Some of the Turkish soldiers detained in northern Iraq reportedly had been released, Erdogan said Saturday of the incident which has provoked a row between Turkey and its NATO ally the US.
But Turkish Foreign Minister Abdullah Gul shortly afterwards contradicted this, saying they were being held in Baghdad.
"Some of the soldiers were freed, some are still being held, efforts are continuing" to have the others freed, Erdogan said of the soldiers, who were arrested Friday on suspicion of planning an attack on a Kurdish governor in the oil-rich northern Iraqi city of Kirkuk.
In the middle of the night, Erdogan held a crisis meeting in the capital Ankara with his military adviser General Koksal Karabay, number two in the foreign ministry Ugur Ziyal and Justice Minister Cemil Cicek, who is also the government spokesman.
"The prime minister will have a conversation at 4:45pm with Dick Cheney concerning our 11 officers and NCOs," Cicek said after the meeting.
"We hope [after the Erdogan-Cheney talks] that there will be no more unacceptable events like this," he added.
Cicek said the Turkish side had informed the American authorities of the "sensitivity" of the affair on Turkish public opinion.
There were conflicting reports of the men's fate.
Gul denied that any of the military personnel had been released, saying they were in the Iraqi capital. He was quoting from a telephone conversation he had with US Secretary of State Colin Powell, according to the Turkish television news channel NTV.
The seizure of the personnel has provoked a diplomatic row between Turkey and the US, with Turkey threatening unspecified retaliation for the alleged detentions, which as of early Sunday had not been confirmed officially by the US.
Earlier, Erdogan said that it was unclear whether the Turkish troops had been detained by US forces or local Kurdish militias.
Turkey warned it was contemplating retaliation after three officers and eight non-commissioned officers were arrested on Friday in Sulaymaniyah, fiefdom of the Iraqi Kurdish leader Jalal Talabani of the Patriotic Union of Kurdistan (PUK), the Hurriyet newspaper reported.
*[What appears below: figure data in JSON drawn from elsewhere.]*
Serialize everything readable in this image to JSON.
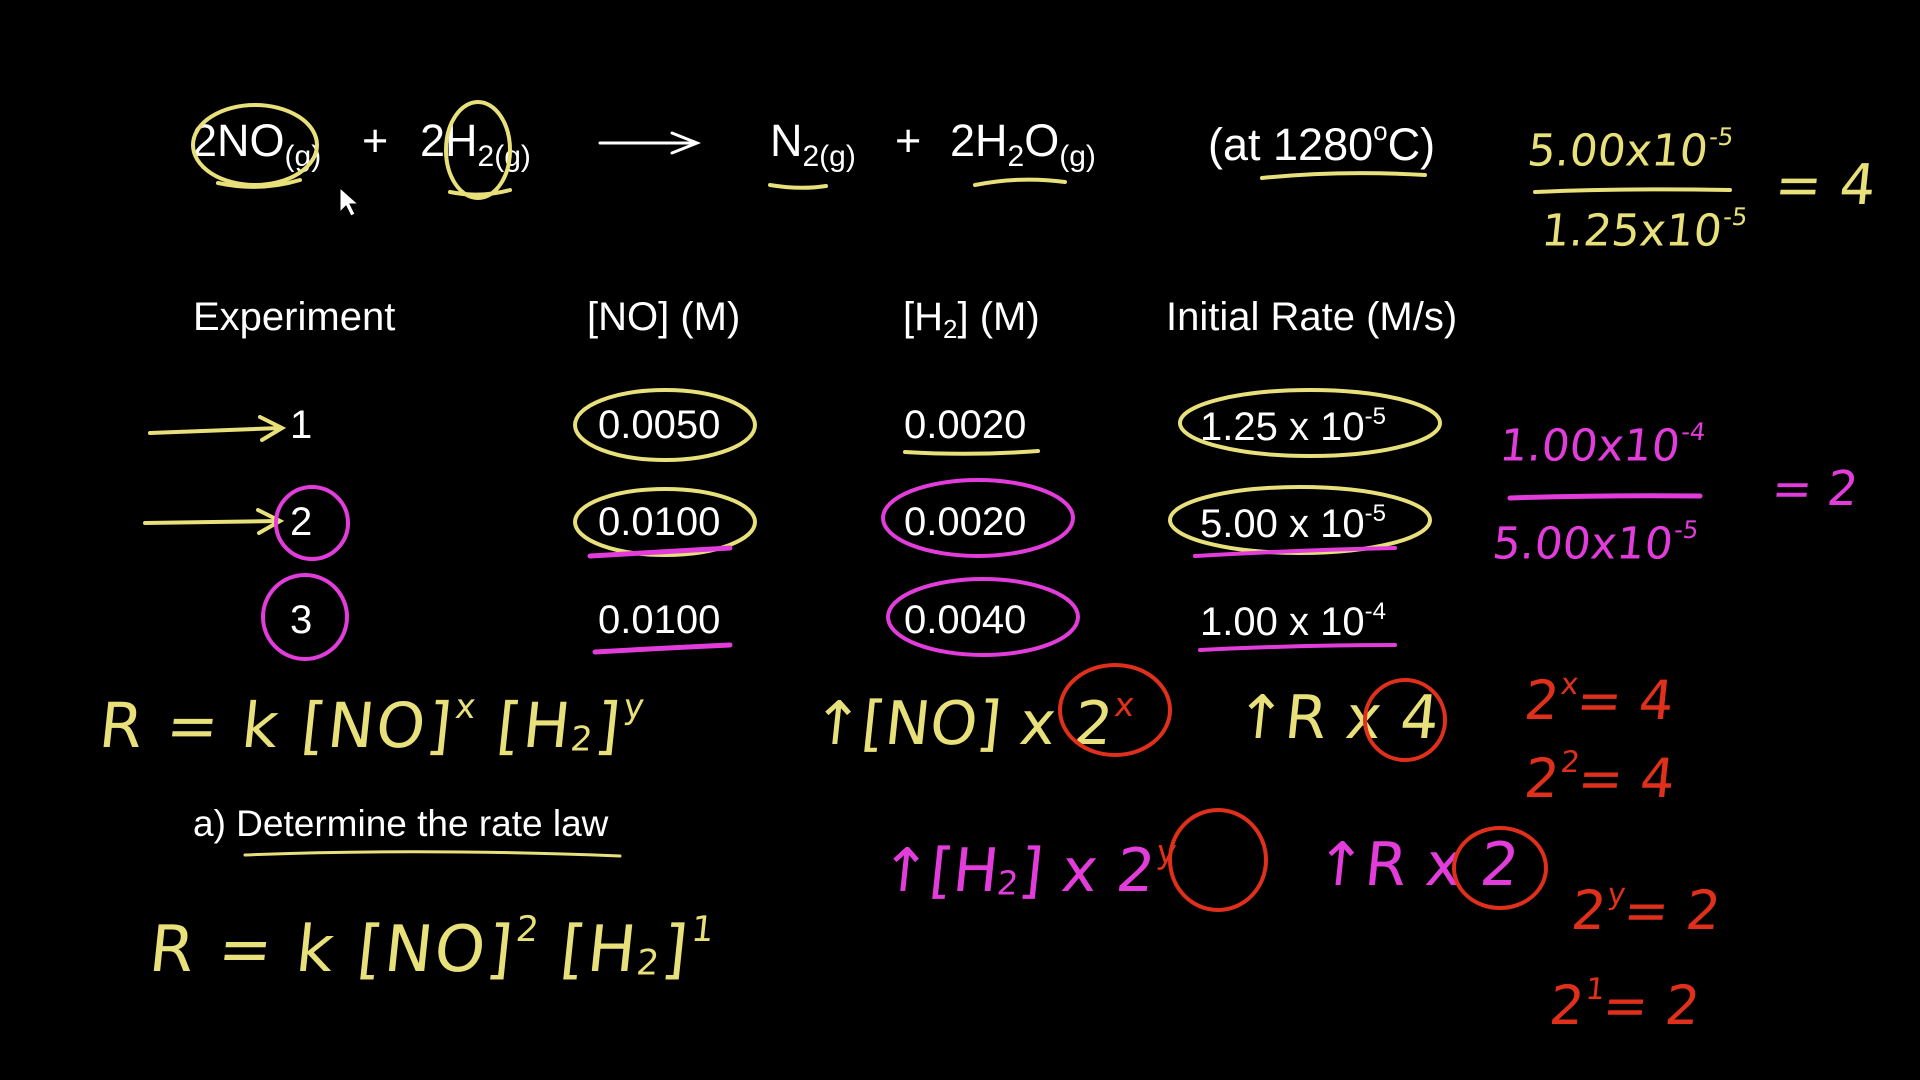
{
  "equation": {
    "reactant1": {
      "coef": "2NO",
      "state": "(g)"
    },
    "plus1": "+",
    "reactant2": {
      "coef": "2H",
      "sub": "2(g)"
    },
    "product1": {
      "main": "N",
      "sub": "2(g)"
    },
    "plus2": "+",
    "product2": {
      "coef": "2H",
      "sub": "2",
      "tail": "O",
      "state": "(g)"
    },
    "condition": "(at 1280",
    "condition_deg": "o",
    "condition_end": "C)"
  },
  "table": {
    "headers": {
      "experiment": "Experiment",
      "no": "[NO]  (M)",
      "h2_open": "[H",
      "h2_sub": "2",
      "h2_close": "] (M)",
      "rate": "Initial Rate (M/s)"
    },
    "rows": [
      {
        "exp": "1",
        "no": "0.0050",
        "h2": "0.0020",
        "rate_base": "1.25 x 10",
        "rate_exp": "-5"
      },
      {
        "exp": "2",
        "no": "0.0100",
        "h2": "0.0020",
        "rate_base": "5.00 x 10",
        "rate_exp": "-5"
      },
      {
        "exp": "3",
        "no": "0.0100",
        "h2": "0.0040",
        "rate_base": "1.00 x 10",
        "rate_exp": "-4"
      }
    ]
  },
  "question": "a) Determine the rate law",
  "handwriting": {
    "ratio1_num": "5.00x10",
    "ratio1_num_exp": "-5",
    "ratio1_den": "1.25x10",
    "ratio1_den_exp": "-5",
    "ratio1_result": "= 4",
    "ratio2_num": "1.00x10",
    "ratio2_num_exp": "-4",
    "ratio2_den": "5.00x10",
    "ratio2_den_exp": "-5",
    "ratio2_result": "= 2",
    "general_law_pre": "R = k [NO]",
    "general_law_x": "x",
    "general_law_mid": "[H",
    "general_law_sub": "2",
    "general_law_close": "]",
    "general_law_y": "y",
    "no_increase": "↑[NO] x 2",
    "no_increase_exp": "x",
    "rate_increase_4": "↑R x 4",
    "h2_increase_pre": "↑[H",
    "h2_increase_sub": "2",
    "h2_increase_post": "] x 2",
    "h2_increase_exp": "y",
    "rate_increase_2": "↑R x 2",
    "eq1_base": "2",
    "eq1_exp": "x",
    "eq1_rest": "= 4",
    "eq2_base": "2",
    "eq2_exp": "2",
    "eq2_rest": "= 4",
    "eq3_base": "2",
    "eq3_exp": "y",
    "eq3_rest": "= 2",
    "eq4_base": "2",
    "eq4_exp": "1",
    "eq4_rest": "= 2",
    "final_law_pre": "R = k [NO]",
    "final_law_exp1": "2",
    "final_law_mid": "[H",
    "final_law_sub": "2",
    "final_law_close": "]",
    "final_law_exp2": "1"
  },
  "colors": {
    "yellow": "#e8e07a",
    "magenta": "#e23ddb",
    "red": "#e0301c",
    "white": "#ffffff"
  }
}
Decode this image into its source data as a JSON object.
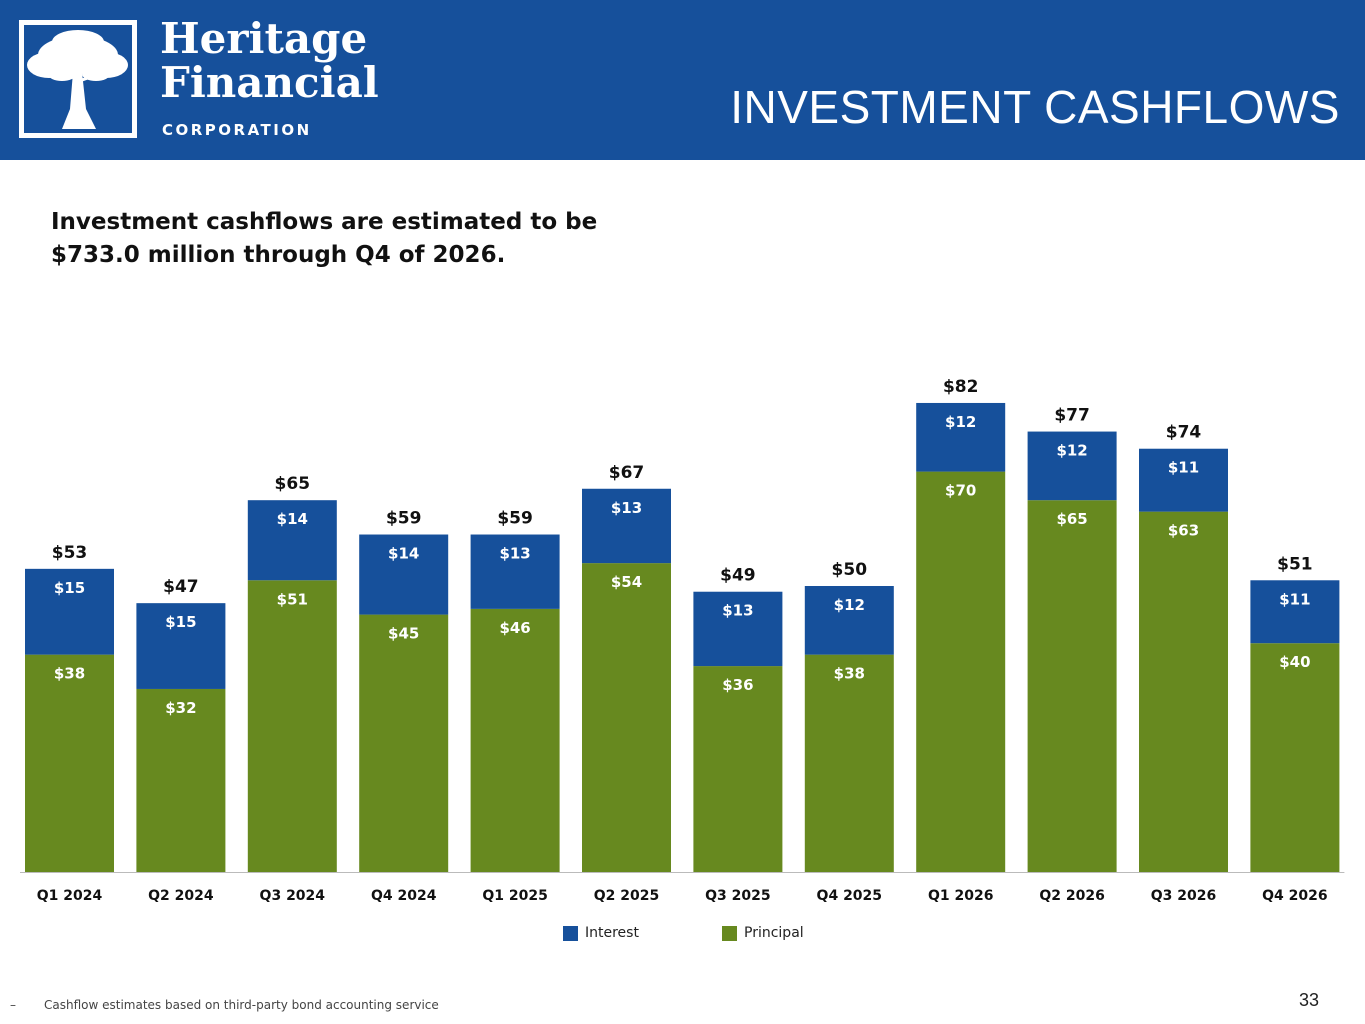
{
  "header": {
    "logo_name_line1": "Heritage",
    "logo_name_line2": "Financial",
    "logo_sub": "CORPORATION",
    "title": "INVESTMENT CASHFLOWS"
  },
  "headline": "Investment cashflows are estimated to be $733.0 million through Q4 of 2026.",
  "chart_data": {
    "type": "bar",
    "stacked": true,
    "categories": [
      "Q1 2024",
      "Q2 2024",
      "Q3 2024",
      "Q4 2024",
      "Q1 2025",
      "Q2 2025",
      "Q3 2025",
      "Q4 2025",
      "Q1 2026",
      "Q2 2026",
      "Q3 2026",
      "Q4 2026"
    ],
    "series": [
      {
        "name": "Principal",
        "color": "#67891f",
        "values": [
          38,
          32,
          51,
          45,
          46,
          54,
          36,
          38,
          70,
          65,
          63,
          40
        ]
      },
      {
        "name": "Interest",
        "color": "#16509b",
        "values": [
          15,
          15,
          14,
          14,
          13,
          13,
          13,
          12,
          12,
          12,
          11,
          11
        ]
      }
    ],
    "totals": [
      53,
      47,
      65,
      59,
      59,
      67,
      49,
      50,
      82,
      77,
      74,
      51
    ],
    "value_prefix": "$",
    "ylim": [
      0,
      85
    ],
    "legend": [
      "Interest",
      "Principal"
    ],
    "legend_position": "bottom"
  },
  "legend": {
    "interest": "Interest",
    "principal": "Principal"
  },
  "colors": {
    "brand_blue": "#16509b",
    "principal_green": "#67891f"
  },
  "footnote": "Cashflow estimates based on third-party bond accounting service",
  "footnote_bullet": "–",
  "page_number": "33"
}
The arrests were carried out on the grounds that "certain Turks were planning to commit an attack on the governor of Kirkuk," Hurriyet said.
About 100 US soldiers stormed the local offices of the Turkish special forces after cutting the telephone lines. The soldiers and six employees were taken to the nearby city of Kirkuk, the daily said.
Ankara could retaliate by increasing its military presence in the region, closing its airspace to US planes flying missions in and out of Iraq, or terminating US access to the Incirlik airbase in southern Turkey, NTV said.
Erdogan reacted furiously to the US raid, and was reported saying: "This is a repugnant incident that should never have happened."
He accused the US of "behavior unworthy of two allied countries in a coalition," according to Anatolia news agency.
Some reports said that the Habur border post, the sole checkpoint between Turkey and Kurdish-controlled northern Iraq, was shut early Saturday.
Official complaints were fast in coming, from Turkish government and military officials, though Gul earlier quoted Powell as saying "the American government is not aware of the event."
Turkish media speculated that the arrests were a clear indication of American unease about Turkey's military presence in the region.
The two US-allied Iraqi Kurdish groups controlling northern Iraq -- Talabani's PUK and the Kurdistan Democratic Party (KDP), headed by Massoud Barzani -- have kept control of much of the region and safeguarded the autonomy they have enjoyed since the end of the 1991 Gulf War.
But Turkey is wary of potential Kurdish desires for full independence, which could spark similar aims among its own Kurdish population, and has deployed troops on the Iraq side of the border.